Asynchronous Data Pipeline = AWS (S3 & SQS) + FME Cloud
Presentation Details
Tesera was challenged with a web app use case requiring storing large amounts of data, handling a large numbers of data processing requests, implementing a non-blocking data pipeline, minimizing infrastructure costs, and automating data handling and processing. Using the value provided by Amazon Web Services (AWS) Simple Storage Service (S3) for data storage, AWS Simple Queue Service (SQS) for task queuing, and FME Cloud for data processing infrastructure, Tesera has developed an asynchronous data pipeline that manages client data from upload through to model indicator development for a number of analysis applications. Additionally, the FME Cloud Scheduler is used to reduce infrastructure costs having the data processing engine available only during business hours, and SQS to house the task in queue until the processing engine is online.

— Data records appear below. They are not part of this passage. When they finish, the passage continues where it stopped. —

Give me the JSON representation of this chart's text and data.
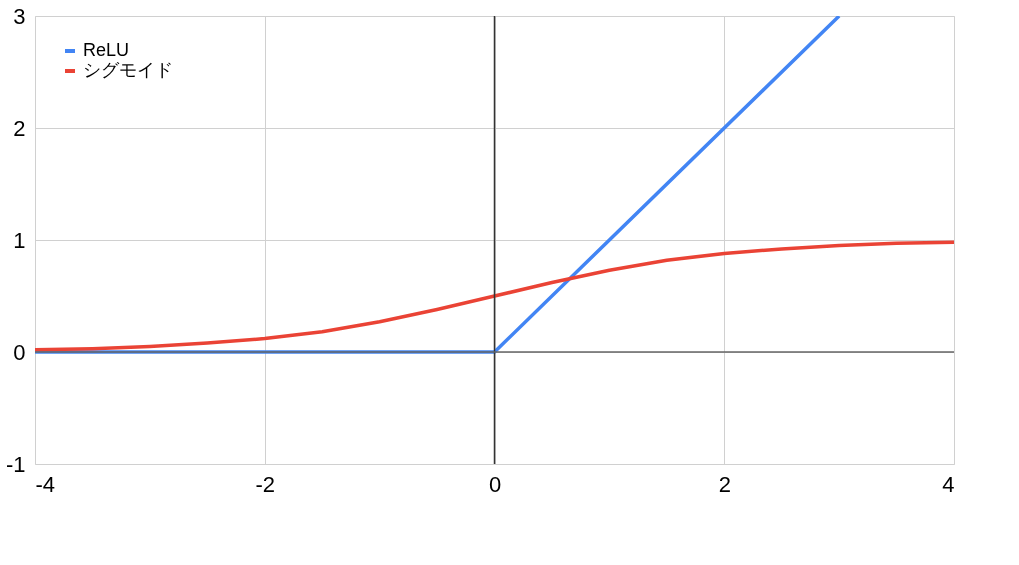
{
  "chart_data": {
    "type": "line",
    "xlim": [
      -4,
      4
    ],
    "xticks": [
      -4,
      -2,
      0,
      2,
      4
    ],
    "ylim": [
      -1,
      3
    ],
    "yticks": [
      -1,
      0,
      1,
      2,
      3
    ],
    "grid": true,
    "legend": "top left",
    "marker": "none",
    "line_style": "solid",
    "ref_lines": [
      {
        "axis": "x",
        "value": 0,
        "color": "#333333"
      },
      {
        "axis": "y",
        "value": 0,
        "color": "#666666"
      }
    ],
    "series": [
      {
        "name": "ReLU",
        "color": "#4285f4",
        "x": [
          -4,
          0,
          3
        ],
        "values": [
          0,
          0,
          3
        ]
      },
      {
        "name": "シグモイド",
        "color": "#ea4335",
        "x": [
          -4,
          -3.5,
          -3,
          -2.5,
          -2,
          -1.5,
          -1,
          -0.5,
          0,
          0.5,
          1,
          1.5,
          2,
          2.5,
          3,
          3.5,
          4
        ],
        "values": [
          0.02,
          0.03,
          0.05,
          0.08,
          0.12,
          0.18,
          0.27,
          0.38,
          0.5,
          0.62,
          0.73,
          0.82,
          0.88,
          0.92,
          0.95,
          0.97,
          0.98
        ]
      }
    ]
  }
}
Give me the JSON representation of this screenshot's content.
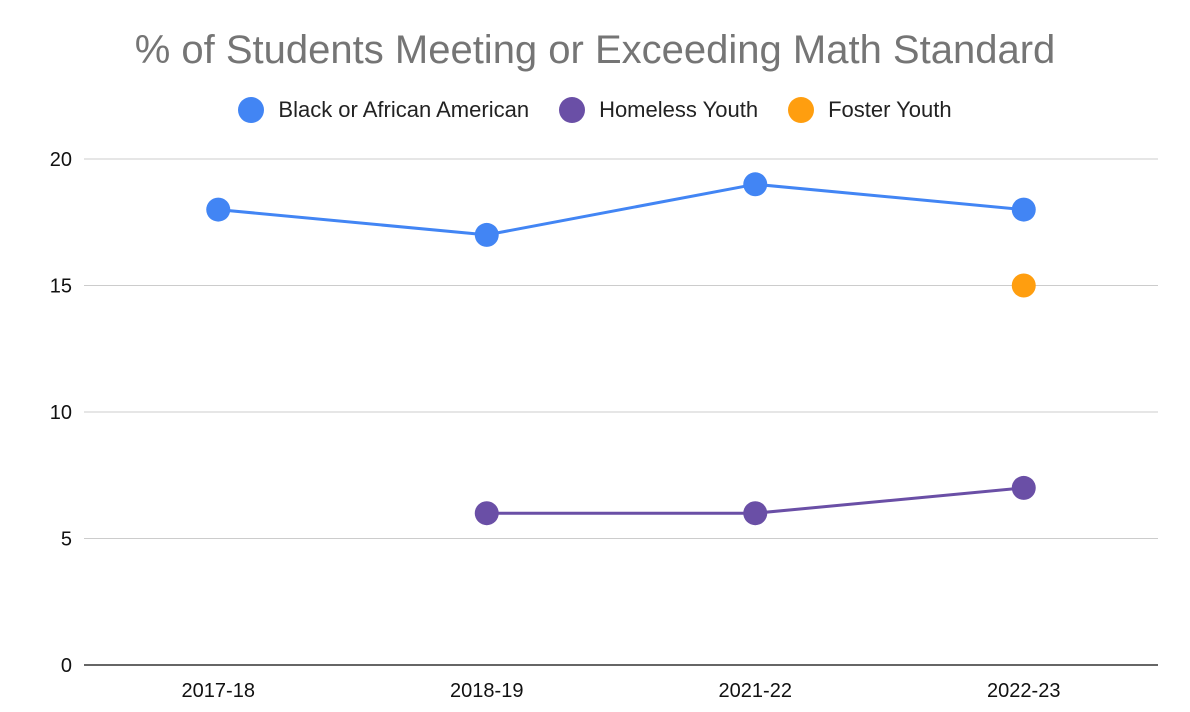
{
  "chart_data": {
    "type": "line",
    "title": "% of Students Meeting or Exceeding Math Standard",
    "xlabel": "",
    "ylabel": "",
    "categories": [
      "2017-18",
      "2018-19",
      "2021-22",
      "2022-23"
    ],
    "ylim": [
      0,
      20
    ],
    "yticks": [
      0,
      5,
      10,
      15,
      20
    ],
    "grid": true,
    "legend_position": "top",
    "series": [
      {
        "name": "Black or African American",
        "color": "#4285f4",
        "values": [
          18,
          17,
          19,
          18
        ]
      },
      {
        "name": "Homeless Youth",
        "color": "#6a4fa6",
        "values": [
          null,
          6,
          6,
          7
        ]
      },
      {
        "name": "Foster Youth",
        "color": "#ff9e0f",
        "values": [
          null,
          null,
          null,
          15
        ]
      }
    ]
  }
}
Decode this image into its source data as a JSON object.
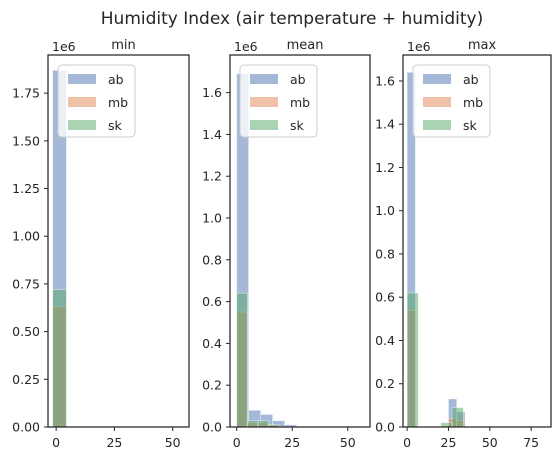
{
  "chart_data": {
    "type": "bar",
    "title": "Humidity Index (air temperature + humidity)",
    "series_colors": {
      "ab": "#4c72b0",
      "mb": "#dd8452",
      "sk": "#55a868"
    },
    "legend": [
      "ab",
      "mb",
      "sk"
    ],
    "legend_position": "upper left",
    "grid": false,
    "subplots": [
      {
        "title": "min",
        "y_offset_label": "1e6",
        "xlim": [
          -3.5,
          57
        ],
        "ylim": [
          0,
          1.95
        ],
        "x_ticks": [
          0,
          25,
          50
        ],
        "y_ticks": [
          0.0,
          0.25,
          0.5,
          0.75,
          1.0,
          1.25,
          1.5,
          1.75
        ],
        "y_tick_labels": [
          "0.00",
          "0.25",
          "0.50",
          "0.75",
          "1.00",
          "1.25",
          "1.50",
          "1.75"
        ],
        "series": [
          {
            "name": "ab",
            "bin_edges": [
              -1.5,
              4.4
            ],
            "counts": [
              1.87
            ]
          },
          {
            "name": "mb",
            "bin_edges": [
              -1.5,
              4.4
            ],
            "counts": [
              0.63
            ]
          },
          {
            "name": "sk",
            "bin_edges": [
              -1.5,
              4.4
            ],
            "counts": [
              0.72
            ]
          }
        ]
      },
      {
        "title": "mean",
        "y_offset_label": "1e6",
        "xlim": [
          -3,
          60
        ],
        "ylim": [
          0,
          1.78
        ],
        "x_ticks": [
          0,
          25,
          50
        ],
        "y_ticks": [
          0.0,
          0.2,
          0.4,
          0.6,
          0.8,
          1.0,
          1.2,
          1.4,
          1.6
        ],
        "y_tick_labels": [
          "0.0",
          "0.2",
          "0.4",
          "0.6",
          "0.8",
          "1.0",
          "1.2",
          "1.4",
          "1.6"
        ],
        "series": [
          {
            "name": "ab",
            "bin_edges": [
              0,
              5.4,
              10.8,
              16.2,
              21.6,
              27
            ],
            "counts": [
              1.69,
              0.08,
              0.06,
              0.03,
              0.01
            ]
          },
          {
            "name": "mb",
            "bin_edges": [
              0,
              4.7,
              9.4,
              14.1,
              18.8
            ],
            "counts": [
              0.55,
              0.02,
              0.02,
              0.01
            ]
          },
          {
            "name": "sk",
            "bin_edges": [
              0,
              4.8,
              9.6,
              14.4,
              19.2
            ],
            "counts": [
              0.64,
              0.03,
              0.03,
              0.01
            ]
          }
        ]
      },
      {
        "title": "max",
        "y_offset_label": "1e6",
        "xlim": [
          -2.5,
          87
        ],
        "ylim": [
          0,
          1.72
        ],
        "x_ticks": [
          0,
          25,
          50,
          75
        ],
        "y_ticks": [
          0.0,
          0.2,
          0.4,
          0.6,
          0.8,
          1.0,
          1.2,
          1.4,
          1.6
        ],
        "y_tick_labels": [
          "0.0",
          "0.2",
          "0.4",
          "0.6",
          "0.8",
          "1.0",
          "1.2",
          "1.4",
          "1.6"
        ],
        "series": [
          {
            "name": "ab",
            "bin_edges": [
              0,
              5,
              10,
              15,
              20,
              25,
              30,
              35
            ],
            "counts": [
              1.64,
              0,
              0,
              0,
              0,
              0.13,
              0.07
            ]
          },
          {
            "name": "mb",
            "bin_edges": [
              0,
              5,
              10,
              15,
              20,
              25,
              30,
              35
            ],
            "counts": [
              0.54,
              0,
              0,
              0,
              0,
              0.04,
              0.03
            ]
          },
          {
            "name": "sk",
            "bin_edges": [
              0,
              6.8,
              13.6,
              20.4,
              27.2,
              34
            ],
            "counts": [
              0.62,
              0,
              0,
              0.02,
              0.09
            ]
          }
        ]
      }
    ]
  }
}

The entire pipeline includes: 1. user project creation via web application -> SQS queue to initiate base project data 2. user data upload via web application -> data storage to S3 -> SQS queue of data to be checked -> FME Cloud to perform data checking -> S3 to store results of data checking 3. user views results of data checking via web application -> SQS queue of valid data to be processed -> FME Cloud to process raw data into model indicators -> S3 to store processed project data 4. user views project data via web application and kicks off data analysis My presentation will walk users through the entire pipeline focusing on how we have setup FME Cloud to watch for and process new SQS queue messages, how we generically manage data locally on FME Cloud, and how we get to use S3 as the primary data repository.